Smart Copy is Bitget’s default copy trading mode and the one recommended for most users. The core logic: the system automatically calculates your copy order size based on the proportion of capital the trader uses — no manual configuration needed.
Example: You invest 100 USDT copying Trader A, who has a 10,000 USDT account. Trader A opens a position using 1,000 USDT (10% of their capital). The system automatically opens a copy position for you using 10 USDT (10% of your 100 USDT) — no manual input required.
Smart Copy Advantages
- Extremely simple setup: Just enter your investment amount and start — no other parameters needed
- Automatic risk alignment: If the trader risks 10%, you risk 10% — proportions stay synchronized
- Reflects trader confidence: When a trader puts more into a position, your copy scales up proportionally too
- Independent per-trader funds: Adding or reducing one trader’s investment doesn’t affect others
- Eligible for protection vouchers: First Loss and Liquidation Coverage Vouchers only work with Smart Copy
Smart Copy Limitations
- Limited diversification: If a trader only uses a small proportion of their capital on a trade, your copy amount will also be very small
- 50 trader maximum: Cannot follow more than 50 traders simultaneously
- 50 USDT minimum per trader: Following 5 traders simultaneously requires at least 250 USDT in your futures account
Diverse Copy — Explained
What Is Diverse Copy?
Diverse Copy is Bitget’s classic copy trading mode. Its defining feature is that all followed traders share a single capital pool — you don’t need to allocate separate funds for each trader. One pool of capital can follow an unlimited number of traders simultaneously, making it extremely capital-efficient.

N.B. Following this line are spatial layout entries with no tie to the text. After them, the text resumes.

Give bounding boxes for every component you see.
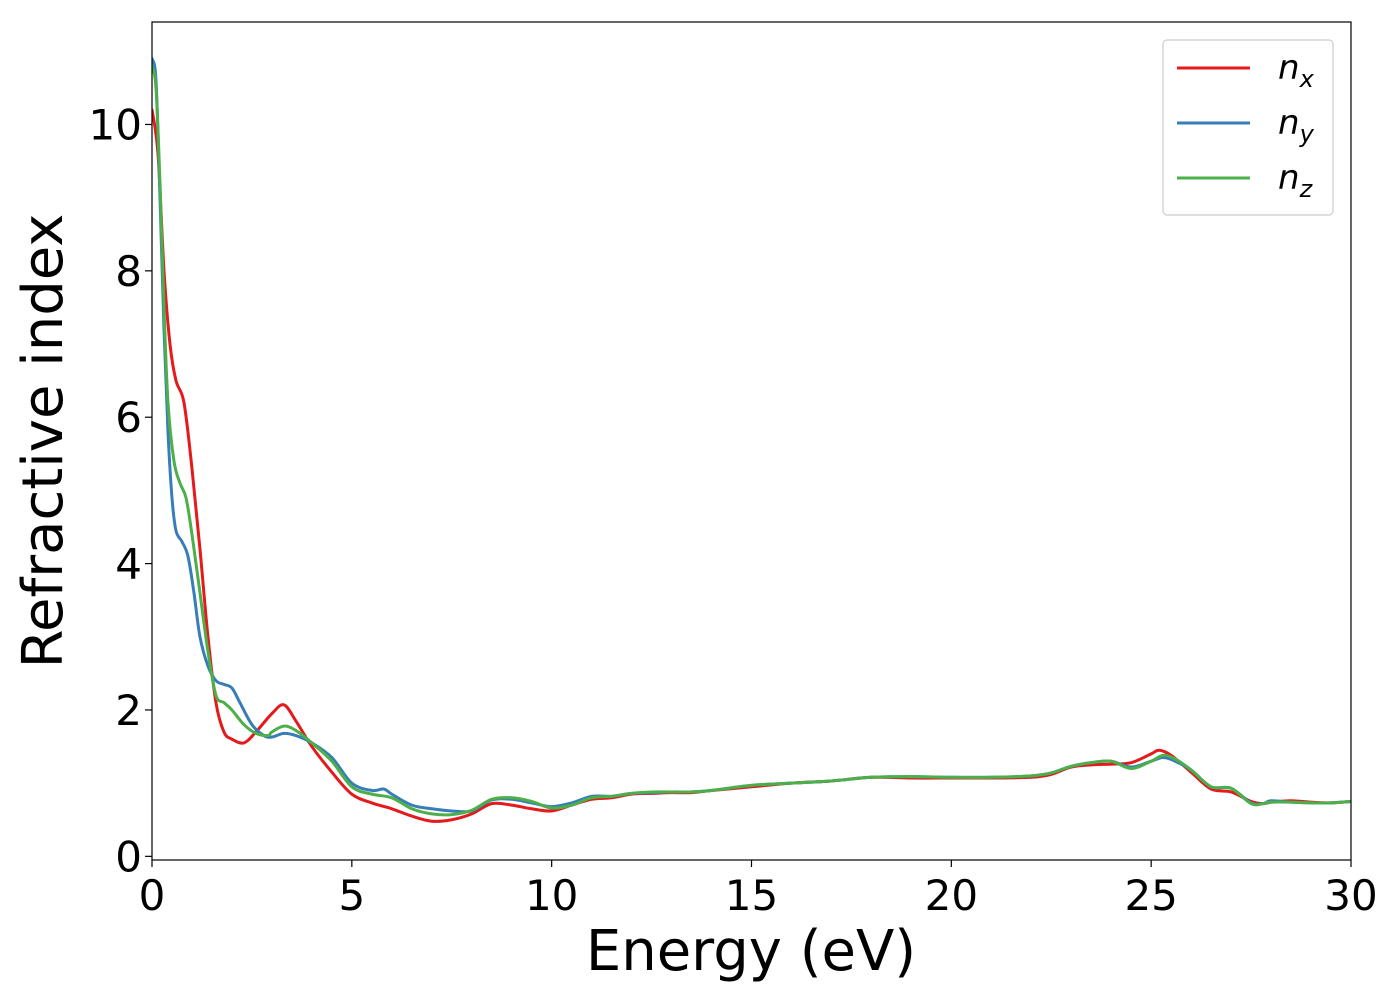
x-tick-label: 0 <box>139 871 166 920</box>
x-tick-label: 15 <box>725 871 778 920</box>
x-tick-label: 20 <box>925 871 978 920</box>
series-layer <box>152 57 1351 823</box>
legend-box <box>1162 39 1334 216</box>
y-tick-label: 8 <box>115 247 142 296</box>
x-tick-label: 5 <box>338 871 365 920</box>
y-tick-label: 2 <box>115 686 142 735</box>
x-tick-label: 10 <box>525 871 578 920</box>
y-tick-label: 0 <box>115 832 142 881</box>
x-tick-label: 25 <box>1124 871 1177 920</box>
x-tick-label: 30 <box>1324 871 1377 920</box>
x-axis-ticks: 0 5 10 15 20 25 30 <box>139 860 1378 920</box>
series-line-nz <box>152 64 1351 817</box>
x-axis-label: Energy (eV) <box>586 919 916 984</box>
y-axis-label: Refractive index <box>11 214 76 669</box>
y-tick-label: 10 <box>89 100 142 149</box>
y-tick-label: 4 <box>115 540 142 589</box>
y-axis-ticks: 0 2 4 6 8 10 <box>89 100 152 881</box>
y-tick-label: 6 <box>115 393 142 442</box>
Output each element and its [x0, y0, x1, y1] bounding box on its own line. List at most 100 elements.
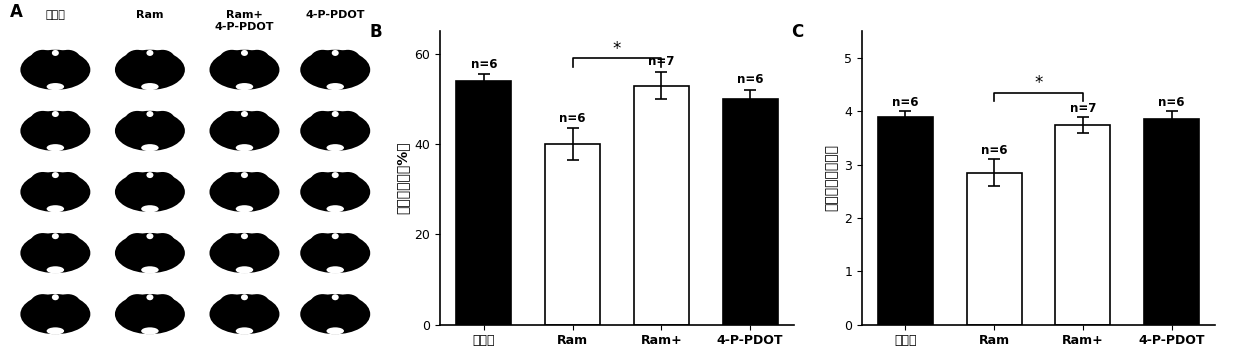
Ellipse shape: [20, 50, 91, 90]
Ellipse shape: [326, 205, 343, 213]
Ellipse shape: [56, 172, 81, 192]
Ellipse shape: [115, 233, 185, 273]
Ellipse shape: [115, 294, 185, 334]
Bar: [723, 99, 777, 325]
Bar: [967, 173, 1022, 325]
Text: *: *: [1034, 74, 1043, 92]
Bar: [1055, 125, 1110, 325]
Ellipse shape: [241, 294, 248, 300]
Ellipse shape: [332, 50, 339, 56]
Bar: [546, 144, 600, 325]
Ellipse shape: [244, 50, 270, 70]
Bar: [1145, 119, 1199, 325]
Ellipse shape: [310, 50, 335, 70]
Ellipse shape: [47, 266, 64, 274]
Ellipse shape: [244, 111, 270, 131]
Ellipse shape: [335, 172, 361, 192]
Ellipse shape: [20, 294, 91, 334]
Ellipse shape: [210, 172, 279, 212]
Ellipse shape: [52, 111, 58, 117]
Text: n=6: n=6: [1158, 96, 1185, 109]
Ellipse shape: [30, 172, 56, 192]
Ellipse shape: [300, 111, 371, 151]
Ellipse shape: [115, 111, 185, 151]
Ellipse shape: [244, 233, 270, 253]
Text: Ram+
4-P-PDOT: Ram+ 4-P-PDOT: [215, 10, 274, 32]
Ellipse shape: [335, 50, 361, 70]
Ellipse shape: [332, 233, 339, 239]
Ellipse shape: [210, 111, 279, 151]
Ellipse shape: [124, 233, 150, 253]
Ellipse shape: [236, 144, 253, 151]
Ellipse shape: [124, 294, 150, 314]
Ellipse shape: [47, 144, 64, 151]
Ellipse shape: [300, 50, 371, 90]
Ellipse shape: [146, 50, 154, 56]
Ellipse shape: [332, 294, 339, 300]
Ellipse shape: [150, 172, 175, 192]
Ellipse shape: [219, 50, 244, 70]
Ellipse shape: [244, 172, 270, 192]
Ellipse shape: [310, 172, 335, 192]
Text: n=7: n=7: [649, 55, 675, 68]
Ellipse shape: [124, 111, 150, 131]
Ellipse shape: [141, 144, 159, 151]
Ellipse shape: [326, 144, 343, 151]
Ellipse shape: [326, 266, 343, 274]
Ellipse shape: [115, 172, 185, 212]
Ellipse shape: [30, 233, 56, 253]
Ellipse shape: [210, 233, 279, 273]
Ellipse shape: [30, 294, 56, 314]
Ellipse shape: [236, 83, 253, 90]
Ellipse shape: [241, 50, 248, 56]
Ellipse shape: [56, 50, 81, 70]
Ellipse shape: [47, 205, 64, 213]
Ellipse shape: [300, 294, 371, 334]
Text: n=6: n=6: [470, 58, 497, 70]
Ellipse shape: [241, 111, 248, 117]
Ellipse shape: [146, 294, 154, 300]
Ellipse shape: [332, 172, 339, 178]
Ellipse shape: [124, 50, 150, 70]
Text: A: A: [10, 3, 22, 22]
Text: n=6: n=6: [892, 96, 919, 109]
Ellipse shape: [326, 83, 343, 90]
Ellipse shape: [56, 294, 81, 314]
Ellipse shape: [210, 50, 279, 90]
Ellipse shape: [236, 205, 253, 213]
Text: n=6: n=6: [559, 112, 585, 125]
Ellipse shape: [30, 50, 56, 70]
Ellipse shape: [52, 50, 58, 56]
Ellipse shape: [150, 233, 175, 253]
Ellipse shape: [241, 172, 248, 178]
Ellipse shape: [146, 111, 154, 117]
Text: *: *: [613, 39, 621, 58]
Ellipse shape: [335, 294, 361, 314]
Bar: [456, 81, 511, 325]
Ellipse shape: [241, 233, 248, 239]
Ellipse shape: [219, 111, 244, 131]
Ellipse shape: [236, 266, 253, 274]
Ellipse shape: [244, 294, 270, 314]
Ellipse shape: [219, 294, 244, 314]
Text: Ram: Ram: [136, 10, 164, 21]
Y-axis label: 动物神经症状评分: 动物神经症状评分: [825, 144, 838, 211]
Text: B: B: [370, 23, 382, 40]
Ellipse shape: [219, 172, 244, 192]
Ellipse shape: [141, 266, 159, 274]
Ellipse shape: [335, 233, 361, 253]
Ellipse shape: [52, 294, 58, 300]
Ellipse shape: [236, 327, 253, 335]
Ellipse shape: [52, 233, 58, 239]
Ellipse shape: [310, 111, 335, 131]
Text: n=6: n=6: [981, 144, 1007, 157]
Bar: [634, 86, 688, 325]
Ellipse shape: [52, 172, 58, 178]
Ellipse shape: [30, 111, 56, 131]
Ellipse shape: [219, 233, 244, 253]
Ellipse shape: [20, 111, 91, 151]
Ellipse shape: [326, 327, 343, 335]
Ellipse shape: [141, 205, 159, 213]
Y-axis label: 脑梗死体积（%）: 脑梗死体积（%）: [396, 142, 409, 214]
Bar: [878, 117, 932, 325]
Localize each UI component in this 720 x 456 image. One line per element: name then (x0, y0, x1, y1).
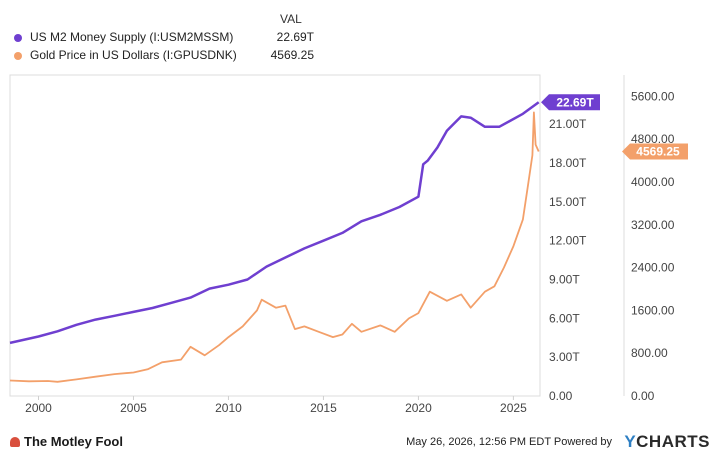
x-tick-label: 2000 (25, 401, 52, 415)
ycharts-rest: CHARTS (636, 432, 710, 451)
y-right-tick-label: 1600.00 (631, 303, 675, 317)
end-flag-gold (622, 143, 688, 160)
jester-cap-icon (10, 437, 20, 447)
legend-dot-gold (14, 52, 22, 60)
motley-fool-text: The Motley Fool (24, 434, 123, 449)
legend-label-m2: US M2 Money Supply (I:USM2MSSM) (30, 30, 234, 44)
end-flag-m2 (541, 94, 600, 111)
y-right-tick-label: 2400.00 (631, 261, 675, 275)
timestamp-text: May 26, 2026, 12:56 PM EDT Powered by (406, 436, 612, 448)
y-right-tick-label: 0.00 (631, 389, 655, 403)
y-left-tick-label: 3.00T (549, 350, 580, 364)
legend-dot-m2 (14, 34, 22, 42)
x-tick-label: 2020 (405, 401, 432, 415)
legend-item-m2[interactable]: US M2 Money Supply (I:USM2MSSM) 22.69T (14, 30, 314, 46)
series-line-m2 (9, 101, 540, 345)
y-left-tick-label: 6.00T (549, 311, 580, 325)
y-left-tick-label: 0.00 (549, 389, 573, 403)
legend-label-gold: Gold Price in US Dollars (I:GPUSDNK) (30, 48, 237, 62)
legend-value-header: VAL (280, 12, 302, 26)
ycharts-y: Y (624, 432, 637, 451)
y-left-tick-label: 21.00T (549, 117, 587, 131)
end-label-gold: 4569.25 (636, 145, 680, 159)
dual-axis-line-chart: 2000 2005 2010 2015 2020 2025 0.00 3.00T 6.00T 9.… (9, 74, 688, 415)
legend-item-gold[interactable]: Gold Price in US Dollars (I:GPUSDNK) 456… (14, 48, 314, 64)
y-right-tick-label: 4000.00 (631, 175, 675, 189)
y-right-tick-label: 4800.00 (631, 132, 675, 146)
legend-value-gold: 4569.25 (270, 48, 314, 62)
x-tick-label: 2015 (310, 401, 337, 415)
y-right-tick-label: 5600.00 (631, 89, 675, 103)
y-right-tick-label: 800.00 (631, 346, 668, 360)
y-left-tick-label: 9.00T (549, 273, 580, 287)
x-tick-label: 2010 (215, 401, 242, 415)
end-label-m2: 22.69T (556, 95, 594, 109)
x-tick-label: 2025 (500, 401, 527, 415)
series-line-gold (9, 111, 540, 383)
x-tick-label: 2005 (120, 401, 147, 415)
plot-frame (9, 74, 541, 397)
y-right-tick-label: 3200.00 (631, 218, 675, 232)
chart-footer: The Motley Fool May 26, 2026, 12:56 PM E… (0, 428, 720, 456)
y-left-tick-label: 12.00T (549, 234, 587, 248)
y-left-tick-label: 15.00T (549, 195, 587, 209)
y-left-tick-label: 18.00T (549, 156, 587, 170)
ycharts-logo[interactable]: YCHARTS (624, 432, 710, 452)
motley-fool-logo[interactable]: The Motley Fool (10, 434, 123, 449)
legend-value-m2: 22.69T (276, 30, 314, 44)
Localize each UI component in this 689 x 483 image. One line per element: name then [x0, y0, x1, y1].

In Diverse Copy mode, you manually choose one of two copy methods for each trader:
| Copy Method | How It Works | Example |
|---|---|---|
| Fixed Amount | Each copied order uses a set USDT amount as margin, regardless of the trader’s position size | Set 50 USDT — every copied order uses 50 USDT margin |
| Multiplier | Your copy order quantity is a fixed multiple of the trader’s order quantity | Set 5x — trader opens 0.1 BTC, you automatically copy 0.5 BTC |
Diverse Copy Advantages
- Maximum capital efficiency: One pool covers unlimited traders simultaneously
- Broader diversification: Follow traders with completely different styles from a single pool
- Never miss an opportunity: Any trader opening a position can be covered instantly by the shared pool
Diverse Copy Limitations
- Over-exposure risk: If many traders open positions simultaneously, the shared pool can become over-leveraged
- More complex setup: Must manually configure Fixed Amount or Multiplier parameters for each trader
- Concentrated loss risk: If multiple traders make wrong calls simultaneously, the shared pool absorbs all losses
- No protection vouchers: First Loss and Liquidation Coverage Vouchers do not apply to Diverse Copy
Which Mode Is Right for You?
Choose Smart Copy if you:
- Are new to copy trading — simple setup, automatic risk alignment
- Want precise control over each trader’s allocation — independent funds per trader
- Want to use First Loss or Liquidation Coverage Vouchers — Smart Copy only
- Are following 1 to 3 traders — Smart Copy is more intuitive at smaller scale
Choose Diverse Copy if you:
- Want to follow many traders simultaneously (10+) — shared pool is far more efficient
- Have limited capital but want maximum diversification — one pool covers all
- Are an experienced user comfortable with margin and leverage concepts — manual parameter setup requires this knowledge
Each individual trader can only be followed under one mode at a time. To switch modes for a specific trader, you must first close all open positions for that trader, stop following them, then re-follow with the new mode selected.
How to Switch Between Modes
Go to “My Copy Trading” → “Current Orders” and close all open positions for the trader you want to switch.
Go to “My Traders,” find the trader, and tap “Stop Copying.”
Return to the trader’s profile page, tap “Copy,” and on the settings screen select your preferred mode (Diverse Copy or Smart Copy). Complete the new copy setup.